1915’te Çanakkale Cephesi’nde sergilediği askeri deha, savaşın seyrini değiştirdi. “Cephaneniz yoksa süngünüz var!” sözüyle askerlere moral veren Mustafa Kemal, Conkbayırı’nda gösterdiği kahramanlıkla “Anafartalar Kahramanı” unvanını kazandı.
Milli Mücadele’nin Önderi
Birinci Dünya Savaşı’nın ardından işgallerle sarsılan Osmanlı topraklarında Mustafa Kemal Paşa, ülkenin kaderini değiştirecek adımı attı. 19 Mayıs 1919’da Samsun’a çıkarak Milli Mücadele’yi başlattı. Amasya Genelgesi, Erzurum ve Sivas Kongreleri ile bağımsızlık yolunda milletin kararlılığını örgütledi.
23 Nisan 1920’de Ankara’da Türkiye Büyük Millet Meclisi’ni açarak ulusal egemenliği resmen ilan etti. Bu süreçte, 6 Nisan 1920’de kurduğu Anadolu Ajansı, Milli Mücadele’nin dünyaya duyurulmasında önemli bir rol üstlendi.
Kurtuluş ve Zafer Yılları
Atatürk’ün önderliğinde Türk ordusu, Sakarya Meydan Muharebesi ve Büyük Taarruz gibi dönüm noktalarında destan yazdı. 30 Ağustos 1922’deki Dumlupınar Zaferi, bağımsızlığın müjdecisi oldu. Ardından imzalanan Mudanya Ateşkesi ve Lozan Antlaşması ile Türkiye’nin sınırları ve egemenliği uluslararası alanda tanındı.
Cumhuriyet ve Devrimler
29 Ekim 1923’te ilan edilen Cumhuriyet, Atatürk’ün yıllardır inandığı yönetim anlayışının somutlaşmış halidir. Falih Rıfkı Atay’ın da aktardığı gibi, Atatürk bu fikri olgunlaştırmak için sabırla çalışmış ve “ulusal egemenliği” halkın yönetim biçimine dönüştürmüştür. Kadın haklarından eğitim reformlarına, hukuk sisteminden ekonomiye kadar her alanda attığı devrimci adımlar, Türkiye’yi çağdaş bir devlet kimliğine kavuşturdu.
Vefatı ve Sonsuz Mirası
57 yıllık ömrünü vatanına adayan Mustafa Kemal Atatürk, 10 Kasım 1938 sabahı Dolmabahçe Sarayı’nda saat 09.05’te hayata gözlerini yumdu.

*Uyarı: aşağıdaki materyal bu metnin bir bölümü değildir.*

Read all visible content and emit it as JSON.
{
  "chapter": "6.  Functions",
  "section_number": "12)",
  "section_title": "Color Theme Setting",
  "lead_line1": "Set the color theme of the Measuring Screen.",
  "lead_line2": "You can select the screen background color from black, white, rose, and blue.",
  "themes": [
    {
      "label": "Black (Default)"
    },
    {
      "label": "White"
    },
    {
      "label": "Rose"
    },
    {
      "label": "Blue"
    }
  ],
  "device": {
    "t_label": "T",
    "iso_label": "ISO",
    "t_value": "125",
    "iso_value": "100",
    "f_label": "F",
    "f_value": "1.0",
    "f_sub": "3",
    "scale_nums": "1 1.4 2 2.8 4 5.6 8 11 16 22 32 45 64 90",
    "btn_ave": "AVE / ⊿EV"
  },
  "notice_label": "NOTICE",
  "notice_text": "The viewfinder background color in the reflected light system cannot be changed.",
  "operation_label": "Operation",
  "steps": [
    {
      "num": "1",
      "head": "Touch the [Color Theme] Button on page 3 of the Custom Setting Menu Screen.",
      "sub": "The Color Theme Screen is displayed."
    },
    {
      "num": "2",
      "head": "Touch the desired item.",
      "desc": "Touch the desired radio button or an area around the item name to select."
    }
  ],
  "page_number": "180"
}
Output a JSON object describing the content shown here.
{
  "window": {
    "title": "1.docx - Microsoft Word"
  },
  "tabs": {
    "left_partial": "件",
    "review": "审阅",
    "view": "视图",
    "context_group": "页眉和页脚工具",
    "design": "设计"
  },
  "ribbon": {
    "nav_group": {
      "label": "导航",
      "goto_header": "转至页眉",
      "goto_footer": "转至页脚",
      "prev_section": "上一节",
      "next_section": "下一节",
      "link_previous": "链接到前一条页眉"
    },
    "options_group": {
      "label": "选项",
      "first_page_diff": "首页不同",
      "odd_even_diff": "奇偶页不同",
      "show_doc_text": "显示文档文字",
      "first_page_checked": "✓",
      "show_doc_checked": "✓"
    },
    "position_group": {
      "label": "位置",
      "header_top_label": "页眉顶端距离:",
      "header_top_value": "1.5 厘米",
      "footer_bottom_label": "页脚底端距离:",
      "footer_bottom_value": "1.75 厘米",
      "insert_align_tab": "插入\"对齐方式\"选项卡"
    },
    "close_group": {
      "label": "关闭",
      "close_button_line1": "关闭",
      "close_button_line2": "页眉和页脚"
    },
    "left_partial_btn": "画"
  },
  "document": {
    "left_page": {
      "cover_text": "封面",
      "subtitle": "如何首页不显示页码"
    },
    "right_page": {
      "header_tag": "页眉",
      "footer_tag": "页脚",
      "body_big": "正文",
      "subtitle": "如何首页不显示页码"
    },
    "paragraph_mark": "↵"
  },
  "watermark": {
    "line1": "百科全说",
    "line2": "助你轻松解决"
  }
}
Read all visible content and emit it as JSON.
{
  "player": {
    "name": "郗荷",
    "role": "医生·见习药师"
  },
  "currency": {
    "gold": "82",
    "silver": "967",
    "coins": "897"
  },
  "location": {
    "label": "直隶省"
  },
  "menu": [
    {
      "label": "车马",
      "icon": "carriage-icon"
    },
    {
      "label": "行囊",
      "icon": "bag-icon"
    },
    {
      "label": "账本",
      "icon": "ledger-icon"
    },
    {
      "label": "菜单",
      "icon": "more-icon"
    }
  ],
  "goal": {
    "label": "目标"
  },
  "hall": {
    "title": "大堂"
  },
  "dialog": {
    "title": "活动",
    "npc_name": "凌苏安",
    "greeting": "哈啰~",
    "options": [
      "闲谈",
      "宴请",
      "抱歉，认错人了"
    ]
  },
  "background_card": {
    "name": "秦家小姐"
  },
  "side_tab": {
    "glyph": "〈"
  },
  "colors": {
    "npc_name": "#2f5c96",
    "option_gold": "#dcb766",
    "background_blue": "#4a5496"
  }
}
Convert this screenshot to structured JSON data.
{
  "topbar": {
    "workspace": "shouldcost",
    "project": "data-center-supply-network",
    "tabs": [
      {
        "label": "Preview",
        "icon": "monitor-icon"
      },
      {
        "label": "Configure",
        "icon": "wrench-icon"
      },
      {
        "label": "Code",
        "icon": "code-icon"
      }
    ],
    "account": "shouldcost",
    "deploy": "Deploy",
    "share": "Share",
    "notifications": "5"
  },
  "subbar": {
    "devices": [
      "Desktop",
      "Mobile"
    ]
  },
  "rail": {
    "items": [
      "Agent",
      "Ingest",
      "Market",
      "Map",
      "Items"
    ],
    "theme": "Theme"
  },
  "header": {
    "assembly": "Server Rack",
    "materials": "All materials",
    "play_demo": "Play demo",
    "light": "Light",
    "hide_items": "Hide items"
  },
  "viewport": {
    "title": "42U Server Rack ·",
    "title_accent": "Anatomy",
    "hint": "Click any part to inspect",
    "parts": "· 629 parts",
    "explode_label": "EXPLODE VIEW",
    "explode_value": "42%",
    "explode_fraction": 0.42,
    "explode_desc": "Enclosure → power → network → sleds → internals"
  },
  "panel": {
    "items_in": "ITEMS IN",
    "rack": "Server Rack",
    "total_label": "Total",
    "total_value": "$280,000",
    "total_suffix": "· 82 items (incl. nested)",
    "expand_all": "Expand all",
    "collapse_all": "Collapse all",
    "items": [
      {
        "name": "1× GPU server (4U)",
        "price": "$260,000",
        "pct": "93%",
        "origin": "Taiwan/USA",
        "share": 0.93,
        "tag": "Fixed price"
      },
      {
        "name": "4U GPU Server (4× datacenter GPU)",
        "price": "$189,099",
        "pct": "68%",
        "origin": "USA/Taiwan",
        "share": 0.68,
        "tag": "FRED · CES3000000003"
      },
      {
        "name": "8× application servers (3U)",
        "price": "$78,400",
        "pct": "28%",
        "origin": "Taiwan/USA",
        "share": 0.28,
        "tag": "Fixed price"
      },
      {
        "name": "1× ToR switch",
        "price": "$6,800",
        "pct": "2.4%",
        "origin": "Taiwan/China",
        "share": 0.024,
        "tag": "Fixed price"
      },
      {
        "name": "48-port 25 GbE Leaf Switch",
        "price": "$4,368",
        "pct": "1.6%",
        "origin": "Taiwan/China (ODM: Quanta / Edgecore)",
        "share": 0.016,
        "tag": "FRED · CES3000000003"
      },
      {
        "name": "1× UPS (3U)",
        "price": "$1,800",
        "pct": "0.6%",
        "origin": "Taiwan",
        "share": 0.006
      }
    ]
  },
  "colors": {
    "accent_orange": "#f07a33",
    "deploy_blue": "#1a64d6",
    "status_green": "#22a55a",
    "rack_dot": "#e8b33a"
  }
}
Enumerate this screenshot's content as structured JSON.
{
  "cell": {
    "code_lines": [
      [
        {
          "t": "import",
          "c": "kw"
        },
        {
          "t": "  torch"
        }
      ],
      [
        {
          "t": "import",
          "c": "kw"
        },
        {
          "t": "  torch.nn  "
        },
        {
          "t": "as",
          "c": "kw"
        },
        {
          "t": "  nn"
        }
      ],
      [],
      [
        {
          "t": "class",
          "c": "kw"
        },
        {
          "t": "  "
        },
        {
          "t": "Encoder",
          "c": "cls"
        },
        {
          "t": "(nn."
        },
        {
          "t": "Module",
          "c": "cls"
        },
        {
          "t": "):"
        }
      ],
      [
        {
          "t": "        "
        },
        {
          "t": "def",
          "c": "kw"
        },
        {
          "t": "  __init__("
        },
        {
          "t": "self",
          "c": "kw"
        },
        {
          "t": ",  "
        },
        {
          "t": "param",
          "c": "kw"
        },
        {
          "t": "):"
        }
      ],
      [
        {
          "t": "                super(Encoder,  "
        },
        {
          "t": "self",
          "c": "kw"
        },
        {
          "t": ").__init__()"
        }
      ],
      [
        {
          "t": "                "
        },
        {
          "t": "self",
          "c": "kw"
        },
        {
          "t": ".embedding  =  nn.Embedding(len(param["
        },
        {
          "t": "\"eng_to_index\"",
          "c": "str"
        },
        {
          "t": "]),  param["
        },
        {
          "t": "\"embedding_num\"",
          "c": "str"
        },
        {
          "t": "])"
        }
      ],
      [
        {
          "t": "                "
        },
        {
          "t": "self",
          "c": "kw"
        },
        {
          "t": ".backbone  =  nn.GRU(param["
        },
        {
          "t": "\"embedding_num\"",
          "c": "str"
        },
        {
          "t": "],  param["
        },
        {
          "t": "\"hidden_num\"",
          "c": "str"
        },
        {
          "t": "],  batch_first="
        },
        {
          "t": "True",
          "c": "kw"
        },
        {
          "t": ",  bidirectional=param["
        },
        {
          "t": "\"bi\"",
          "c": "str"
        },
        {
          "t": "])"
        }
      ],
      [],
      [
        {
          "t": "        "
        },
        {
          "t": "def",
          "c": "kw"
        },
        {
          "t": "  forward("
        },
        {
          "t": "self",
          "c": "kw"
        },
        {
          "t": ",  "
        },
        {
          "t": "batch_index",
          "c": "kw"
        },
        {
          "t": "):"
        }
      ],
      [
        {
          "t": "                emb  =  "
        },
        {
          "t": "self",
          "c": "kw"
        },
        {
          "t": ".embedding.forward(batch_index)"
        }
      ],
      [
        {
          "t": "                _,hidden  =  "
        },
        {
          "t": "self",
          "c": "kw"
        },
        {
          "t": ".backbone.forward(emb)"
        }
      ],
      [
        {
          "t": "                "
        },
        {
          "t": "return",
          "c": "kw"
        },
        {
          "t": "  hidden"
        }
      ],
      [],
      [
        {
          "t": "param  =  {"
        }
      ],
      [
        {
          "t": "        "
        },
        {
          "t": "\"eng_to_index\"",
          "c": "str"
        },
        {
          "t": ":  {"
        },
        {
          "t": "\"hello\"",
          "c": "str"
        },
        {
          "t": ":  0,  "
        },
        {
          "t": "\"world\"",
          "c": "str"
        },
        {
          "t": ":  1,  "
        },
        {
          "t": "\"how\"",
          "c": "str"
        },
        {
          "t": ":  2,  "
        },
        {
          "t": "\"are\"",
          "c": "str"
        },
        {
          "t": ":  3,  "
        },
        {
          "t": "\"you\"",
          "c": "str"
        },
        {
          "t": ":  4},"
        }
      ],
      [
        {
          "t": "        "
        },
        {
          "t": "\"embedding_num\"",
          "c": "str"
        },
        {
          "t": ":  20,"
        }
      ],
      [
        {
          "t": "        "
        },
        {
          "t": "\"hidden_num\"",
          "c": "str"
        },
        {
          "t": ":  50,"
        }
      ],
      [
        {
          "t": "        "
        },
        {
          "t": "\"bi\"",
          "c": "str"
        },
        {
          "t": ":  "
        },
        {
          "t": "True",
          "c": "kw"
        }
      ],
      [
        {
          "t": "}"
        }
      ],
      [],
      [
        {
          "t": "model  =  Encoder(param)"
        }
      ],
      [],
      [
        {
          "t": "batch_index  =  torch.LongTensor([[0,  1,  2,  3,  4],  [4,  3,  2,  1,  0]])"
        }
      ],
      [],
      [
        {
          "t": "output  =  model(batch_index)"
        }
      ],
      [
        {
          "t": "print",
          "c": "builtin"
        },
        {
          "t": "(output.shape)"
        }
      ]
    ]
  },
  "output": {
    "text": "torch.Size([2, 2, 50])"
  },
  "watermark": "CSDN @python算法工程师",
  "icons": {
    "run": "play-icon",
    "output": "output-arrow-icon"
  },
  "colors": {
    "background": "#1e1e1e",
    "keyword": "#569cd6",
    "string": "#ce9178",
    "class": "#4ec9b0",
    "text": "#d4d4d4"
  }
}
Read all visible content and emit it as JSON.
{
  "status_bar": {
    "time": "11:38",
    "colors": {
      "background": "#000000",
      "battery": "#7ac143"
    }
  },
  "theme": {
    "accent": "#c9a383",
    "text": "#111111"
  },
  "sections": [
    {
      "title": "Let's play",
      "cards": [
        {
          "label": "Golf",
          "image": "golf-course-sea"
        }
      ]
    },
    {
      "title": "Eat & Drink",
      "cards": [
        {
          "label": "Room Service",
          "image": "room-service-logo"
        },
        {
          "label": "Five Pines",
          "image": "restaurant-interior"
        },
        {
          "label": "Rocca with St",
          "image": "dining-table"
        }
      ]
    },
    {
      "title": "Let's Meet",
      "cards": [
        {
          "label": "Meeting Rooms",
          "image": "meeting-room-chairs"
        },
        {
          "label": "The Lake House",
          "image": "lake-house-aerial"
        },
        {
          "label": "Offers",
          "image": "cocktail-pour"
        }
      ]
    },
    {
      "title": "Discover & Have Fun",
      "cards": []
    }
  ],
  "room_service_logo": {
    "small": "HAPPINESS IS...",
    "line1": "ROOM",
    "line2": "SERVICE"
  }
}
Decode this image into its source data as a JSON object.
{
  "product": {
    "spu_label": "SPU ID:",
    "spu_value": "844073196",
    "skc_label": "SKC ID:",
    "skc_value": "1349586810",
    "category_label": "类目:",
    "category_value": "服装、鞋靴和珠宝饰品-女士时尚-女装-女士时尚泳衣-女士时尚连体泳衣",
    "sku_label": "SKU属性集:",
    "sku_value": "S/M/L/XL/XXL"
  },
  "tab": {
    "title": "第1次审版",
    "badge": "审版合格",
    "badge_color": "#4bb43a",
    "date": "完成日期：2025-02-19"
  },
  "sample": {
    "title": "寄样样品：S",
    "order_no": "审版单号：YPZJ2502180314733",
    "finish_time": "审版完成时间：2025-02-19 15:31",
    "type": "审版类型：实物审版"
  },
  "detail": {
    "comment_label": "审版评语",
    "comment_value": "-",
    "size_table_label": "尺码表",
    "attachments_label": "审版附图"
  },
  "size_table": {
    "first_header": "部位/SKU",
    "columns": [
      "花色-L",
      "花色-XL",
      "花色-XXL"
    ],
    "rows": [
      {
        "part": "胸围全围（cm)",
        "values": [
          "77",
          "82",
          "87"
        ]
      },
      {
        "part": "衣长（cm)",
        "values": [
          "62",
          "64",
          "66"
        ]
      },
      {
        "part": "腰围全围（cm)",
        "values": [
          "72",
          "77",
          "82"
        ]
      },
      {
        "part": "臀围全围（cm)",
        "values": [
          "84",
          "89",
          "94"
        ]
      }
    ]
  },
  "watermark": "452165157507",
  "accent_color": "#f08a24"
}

Cenazesi büyük bir ulusal yas havası içinde Ankara’ya uğurlandı ve Anıtkabir’de ebedi istirahatgâhına kavuştu.
Atatürk’ün ardında bıraktığı miras yalnızca bağımsız bir ülke değil, aynı zamanda özgürlüğe, bilime ve çağdaşlığa inanan bir millet oldu. Onun “en büyük eserim” dediği Türkiye Cumhuriyeti, bugün 102 yaşında dimdik ayakta duruyorsa, bu Mustafa Kemal Atatürk’ün ileri görüşlülüğü ve kararlılığı sayesindedir.
Bugün, 10 Kasım’da, millet olarak Ulu Önderimizi bir kez daha saygı, minnet ve özlemle anıyor; onun ilke ve devrimlerinin ışığında geleceğe güvenle bakıyoruz.